Simpson's paradox is about data you have: you hold the individual records, complete with group labels, and the puzzle is whether to report the pooled trend or the within-group trends. It is a question of which true number to present.
The ecological fallacy is about data you lack: you hold only the group averages, and the error is leaping to a conclusion about individuals you never observed. It is not a question of which number to report — it is an inference that may be flatly false, with no individual data anywhere in sight to catch it.
Simpson's is a choice; the ecological fallacy is a guess.

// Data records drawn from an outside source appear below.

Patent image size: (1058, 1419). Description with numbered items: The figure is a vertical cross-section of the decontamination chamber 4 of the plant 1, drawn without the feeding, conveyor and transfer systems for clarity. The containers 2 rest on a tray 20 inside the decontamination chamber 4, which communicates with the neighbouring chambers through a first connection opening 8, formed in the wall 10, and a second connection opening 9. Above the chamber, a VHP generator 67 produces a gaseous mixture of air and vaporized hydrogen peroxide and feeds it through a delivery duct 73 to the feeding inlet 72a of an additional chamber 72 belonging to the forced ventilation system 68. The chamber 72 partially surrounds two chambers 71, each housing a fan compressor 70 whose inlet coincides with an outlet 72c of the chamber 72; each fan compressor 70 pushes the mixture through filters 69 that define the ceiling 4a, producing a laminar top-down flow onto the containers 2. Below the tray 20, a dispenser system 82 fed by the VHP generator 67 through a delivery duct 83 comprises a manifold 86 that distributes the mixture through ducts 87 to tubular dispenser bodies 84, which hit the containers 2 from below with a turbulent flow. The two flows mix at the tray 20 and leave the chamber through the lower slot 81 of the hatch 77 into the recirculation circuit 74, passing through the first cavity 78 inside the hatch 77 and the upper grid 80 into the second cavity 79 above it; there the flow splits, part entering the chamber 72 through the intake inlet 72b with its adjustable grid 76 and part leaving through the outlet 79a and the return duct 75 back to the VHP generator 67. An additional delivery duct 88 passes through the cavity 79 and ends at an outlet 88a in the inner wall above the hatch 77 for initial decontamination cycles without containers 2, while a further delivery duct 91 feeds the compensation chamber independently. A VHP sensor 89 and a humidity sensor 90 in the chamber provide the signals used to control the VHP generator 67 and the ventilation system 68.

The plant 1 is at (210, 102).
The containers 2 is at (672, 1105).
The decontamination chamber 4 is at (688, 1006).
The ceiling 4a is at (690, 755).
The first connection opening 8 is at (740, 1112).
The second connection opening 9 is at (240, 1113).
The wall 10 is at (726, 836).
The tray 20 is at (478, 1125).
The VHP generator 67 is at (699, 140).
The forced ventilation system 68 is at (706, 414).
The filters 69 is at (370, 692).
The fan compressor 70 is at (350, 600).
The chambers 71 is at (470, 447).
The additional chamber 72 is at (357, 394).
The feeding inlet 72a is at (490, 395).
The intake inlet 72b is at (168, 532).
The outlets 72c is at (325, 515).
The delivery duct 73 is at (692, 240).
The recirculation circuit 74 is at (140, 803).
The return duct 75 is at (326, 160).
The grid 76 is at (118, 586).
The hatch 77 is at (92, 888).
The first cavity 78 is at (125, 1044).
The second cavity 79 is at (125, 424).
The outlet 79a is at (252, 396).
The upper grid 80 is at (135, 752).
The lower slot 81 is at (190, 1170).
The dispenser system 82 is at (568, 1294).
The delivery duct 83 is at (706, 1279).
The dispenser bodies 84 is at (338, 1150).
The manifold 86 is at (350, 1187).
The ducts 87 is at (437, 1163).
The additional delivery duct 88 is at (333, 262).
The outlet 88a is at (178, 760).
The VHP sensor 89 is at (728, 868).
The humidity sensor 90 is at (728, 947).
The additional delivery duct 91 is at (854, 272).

The same machinery of aggregation underlies both, which is why they share the family, but only one of them is a mistake you can make while looking at the full data.
05 · Field notes
Where the leap gets taken
Nutrition and the “ecological study.” Much of mid-century diet science compared countries: nations eating more saturated fat had more heart disease, so fat was indicted for individuals. Cross-country correlations are cheap and seductive, but nations differ in a thousand correlated ways, and the individual-level story — teased out later by cohort studies — proved far messier. The “French paradox” was largely a paradox of levels.
Politics and the map. “Counties that voted for X have more Y” is an ecological claim, and the cable-news inference — that X-voting people have more Y — is the fallacy in real time. The income–voting reversal in Figure 1 is the textbook case, and it survived into serious commentary for years before Andrew Gelman's group disentangled the levels.
Crime, immigration, deprivation. Neighbourhoods with more of some characteristic having more of some outcome is endlessly reported as though it described the residents. Sometimes the individual relationship agrees; sometimes, as with immigration and crime, the aggregate and individual stories point different ways. The map cannot tell you which.
The mirror-image error. Leaping the other way — from an individual relationship to a confident claim about groups or regions — is the individualistic (or atomistic) fallacy, and it is just as unlicensed. And a close structural cousin, the modifiable areal unit problem, shows that even the group-level correlation isn't fixed: redraw the boundaries — merge the precincts, re-bin the ages — and the ecological number itself can swell, shrink or reverse.
The defence is a single question, asked whenever a statistic about places, periods or populations is used to describe people: does this pattern hold for individuals, or only for their groups? If the data were collected on groups, the honest answer is that you do not yet know — and the aggregate, however striking, is a hypothesis about individuals, never a measurement of them.